## Friday, August 6, 2010

### Boltzmann and Joint Probability Distributions

One thing that struck me when reading this chapter was the comment that was made about the Boltzmann Distribution. At the bottom of page 85 it says the Boltzmann distribution is exact. Normally when I read an equation in a textbook, I assume it is quite accurate, and in an ideal world the equation I’d assume the equation is exact. But I’d also assume that if I were to make some measurements, they wouldn’t agree with the theory exactly, due mainly to my measurements, but also some small effects that the theory generalises.
Furthermore, Nelson makes this statement, but then does barely anything to justify it. It is mentioned that it can be derived from very general principles, which will be detailed in a later chapter, but that doesn’t justify why it is so exact. I can derive many things which are just approximations.

Now, I believe that the Boltzmann distribution equation is exact. I’m not disputing that fact. I just feel that that comment was a bit peculiar, as it was a strong claim made, without a lot of evidence shown to back it up. I would like to know how they can be so sure about the accuracy of this law.

On a slightly different topic: I have used probability distributions before, and when I used a discrete distribution I would use no units on my probability, and if I used a continuous one I’d use inverse measurement units, but I’d never realised that the different kinds of distributions had different units.

It wasn’t mentioned specifically, but I suspect that the probability distribution over two continuous random variables would be a two dimensional probability distribution, and have the units of inverse unit A by inverse unit B. But would the probability distribution over one continuous and one discrete random variable just have units of inverse A also? Is a joint distribution over one continuous and one discrete random variable even possible?

1. I talk about two fairly different topics in this post. Would it have been better if I made two short seperate posts? I don't want to saturate this blog with my fairly trivial thoughts.

2. Don't worry - nothing trivial here.

A good derivation of the Boltzmann distribution for the canonical ensemble can be found in the Dill & Bromberg book (supplemental text, listed in course description). There are copies in the library, my office, Alan's and Ross's. The section headings in that book are particularly clear, too.

Another good (and easy) place to look is Leonard Susskind's lectures on Statistical Mechanics in his video series entitled "Modern Physics: The Theoretical Minimum". I love these lectures.
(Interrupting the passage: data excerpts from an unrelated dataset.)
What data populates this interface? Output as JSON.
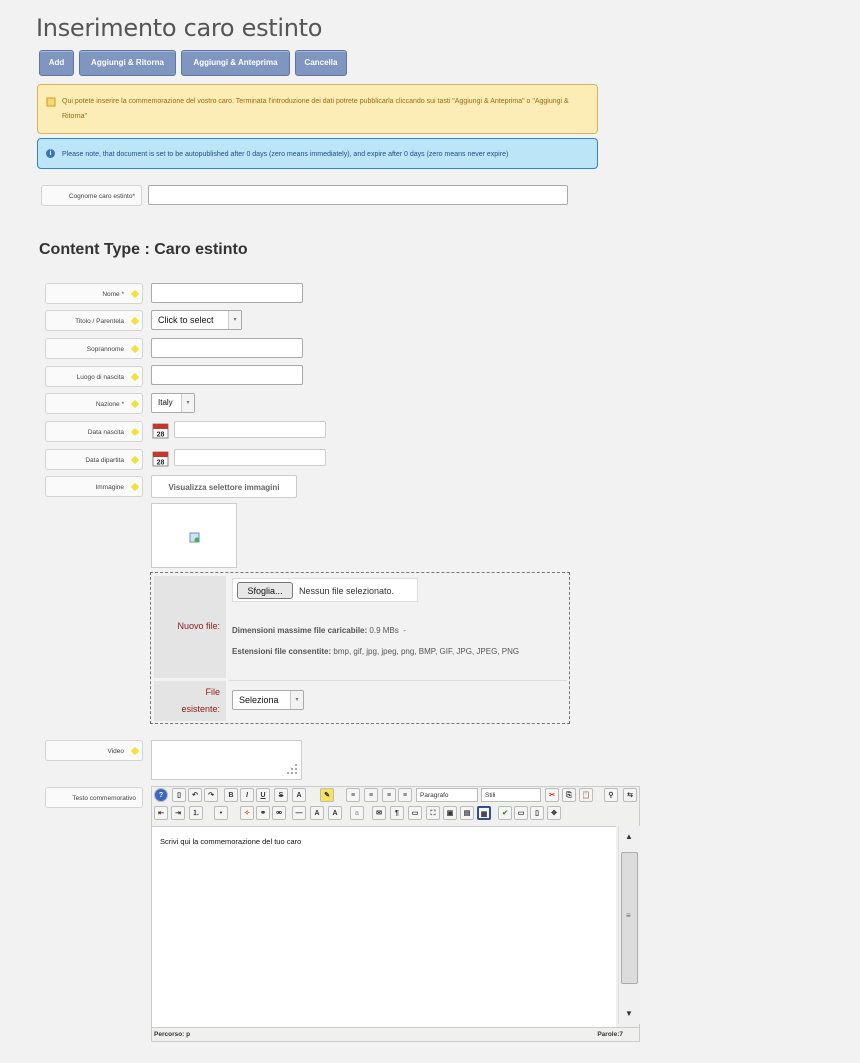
{
  "page": {
    "title": "Inserimento caro estinto"
  },
  "toolbar": {
    "add": "Add",
    "add_return": "Aggiungi & Ritorna",
    "add_preview": "Aggiungi & Anteprima",
    "cancel": "Cancella"
  },
  "messages": {
    "warning": "Qui potete inserire la commemorazione del vostro caro. Terminata l'introduzione dei dati potrete pubblicarla cliccando sui tasti \"Aggiungi & Anteprima\" o \"Aggiungi & Ritorna\"",
    "info": "Please note, that document is set to be autopublished after 0 days (zero means immediately), and expire after 0 days (zero means never expire)"
  },
  "surname_field": {
    "label": "Cognome caro estinto*",
    "value": ""
  },
  "content_type": {
    "heading": "Content Type : Caro estinto"
  },
  "fields": {
    "nome": {
      "label": "Nome *",
      "value": ""
    },
    "titolo": {
      "label": "Titolo / Parentela",
      "value": "Click to select"
    },
    "soprannome": {
      "label": "Soprannome",
      "value": ""
    },
    "luogo": {
      "label": "Luogo di nascita",
      "value": ""
    },
    "nazione": {
      "label": "Nazione *",
      "value": "Italy"
    },
    "data_nascita": {
      "label": "Data nascita",
      "value": ""
    },
    "data_dipartita": {
      "label": "Data dipartita",
      "value": ""
    },
    "immagine": {
      "label": "Immagine",
      "button": "Visualizza selettore immagini"
    },
    "video": {
      "label": "Video",
      "value": ""
    },
    "testo": {
      "label": "Testo commemorativo"
    }
  },
  "calendar": {
    "day": "28"
  },
  "upload": {
    "new_file_label": "Nuovo file:",
    "browse_button": "Sfoglia...",
    "no_file": "Nessun file selezionato.",
    "max_size_label": "Dimensioni massime file caricabile:",
    "max_size_value": "0.9 MBs",
    "max_size_sep": "-",
    "ext_label": "Estensioni file consentite:",
    "ext_value": "bmp, gif, jpg, jpeg, png, BMP, GIF, JPG, JPEG, PNG",
    "existing_label_1": "File",
    "existing_label_2": "esistente:",
    "existing_select": "Seleziona"
  },
  "editor": {
    "format_select": "Paragrafo",
    "style_select": "Stili",
    "body_text": "Scrivi qui la commemorazione del tuo caro",
    "path_label": "Percorso: p",
    "word_count": "Parole:7",
    "colors": {
      "accent": "#7f97c0",
      "warning_bg": "#fbedb5",
      "info_bg": "#bde5f8"
    }
  }
}
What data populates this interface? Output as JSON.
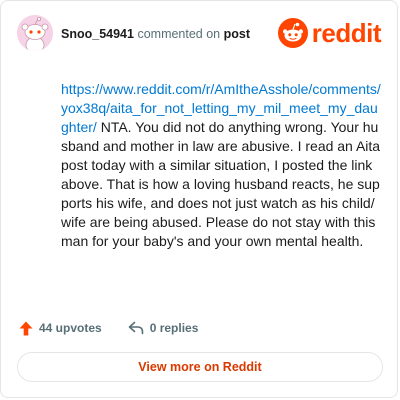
{
  "comment": {
    "username": "Snoo_54941",
    "action_text": "commented on",
    "post_link_text": "post",
    "link_text": "https://www.reddit.com/r/AmItheAsshole/comments/yox38q/aita_for_not_letting_my_mil_meet_my_daughter/",
    "body_text": " NTA. You did not do anything wrong. Your husband and mother in law are abusive. I read an Aita post today with a similar situation, I posted the link above. That is how a loving husband reacts, he supports his wife, and does not just watch as his child/wife are being abused. Please do not stay with this man for your baby's and your own mental health."
  },
  "brand": {
    "name": "reddit",
    "accent_color": "#ff4500"
  },
  "stats": {
    "upvotes_label": "44 upvotes",
    "replies_label": "0 replies"
  },
  "footer": {
    "view_more_label": "View more on Reddit"
  },
  "icons": {
    "avatar": "snoo-avatar",
    "logo": "reddit-snoo-icon",
    "upvote": "upvote-arrow-icon",
    "reply": "reply-arrow-icon"
  }
}
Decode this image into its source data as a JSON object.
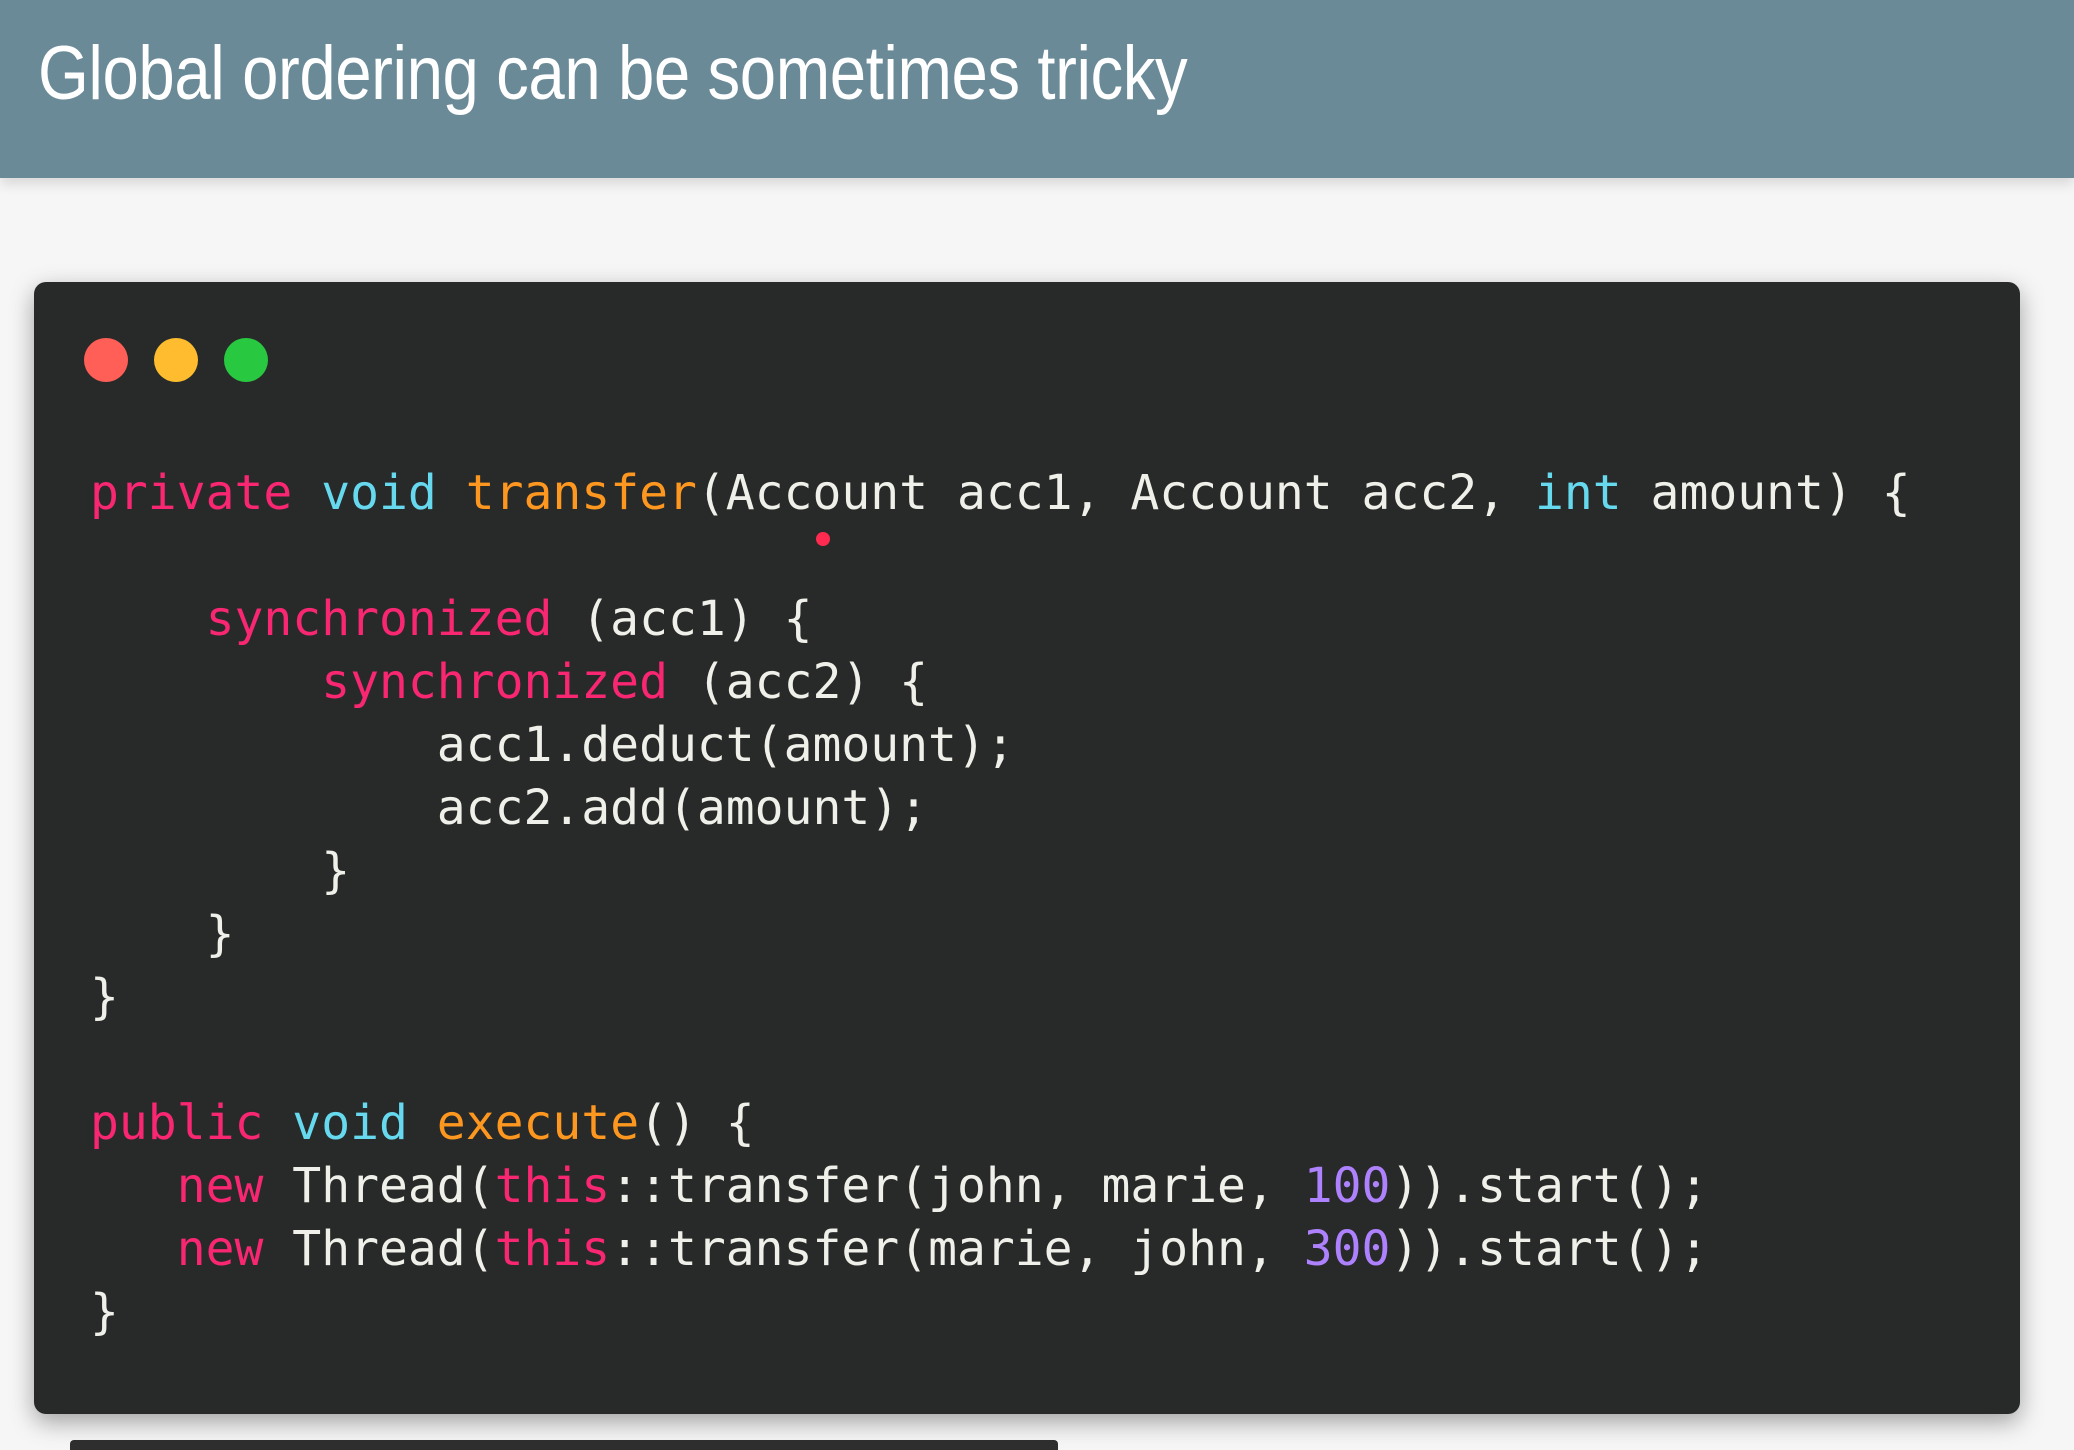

They are very clear and simple, yet not dumbed-down, and Susskind's Bronx accent is comforting (to me).

Remember that the Boltzmann distribution is just that. If you have a distribution and you want to know if it is Boltzmann's you may have to make an indefinite number of samples before the probability that it may be another distribution vanishes. However, you may realistically be able to sample enough to make yourself 99.9% confident that it is Boltzmann's distribution. The distribution itself is still EXACT, though, because it has been derived without any mathematical approximation requiring a specific limit. For example, it doesn't invoke Stirling's approximation for N!, which is only exact as N gets big.

I think you can define joint distributions for a discrete and a continuous random variable. I don't see a problem with defining the "marginal distributions" that you would get by integrating out one or the other. In this case if x is discrete and y is continuous you would get
P(y|x) continuous
P(x|y) discrete
P(x)=Integral P(x|y) dy
P(y)=Sum_x P(y|x)
without any problem I can readily see.

3. There's also an easy derivation in Eisber & Resnick (Quantum Physics of atoms, molecules, solids, nuclei and particles), which is quite nice. It approaches the topic from black body radiation. I've got a copy in my office if anyone wants to borrow it.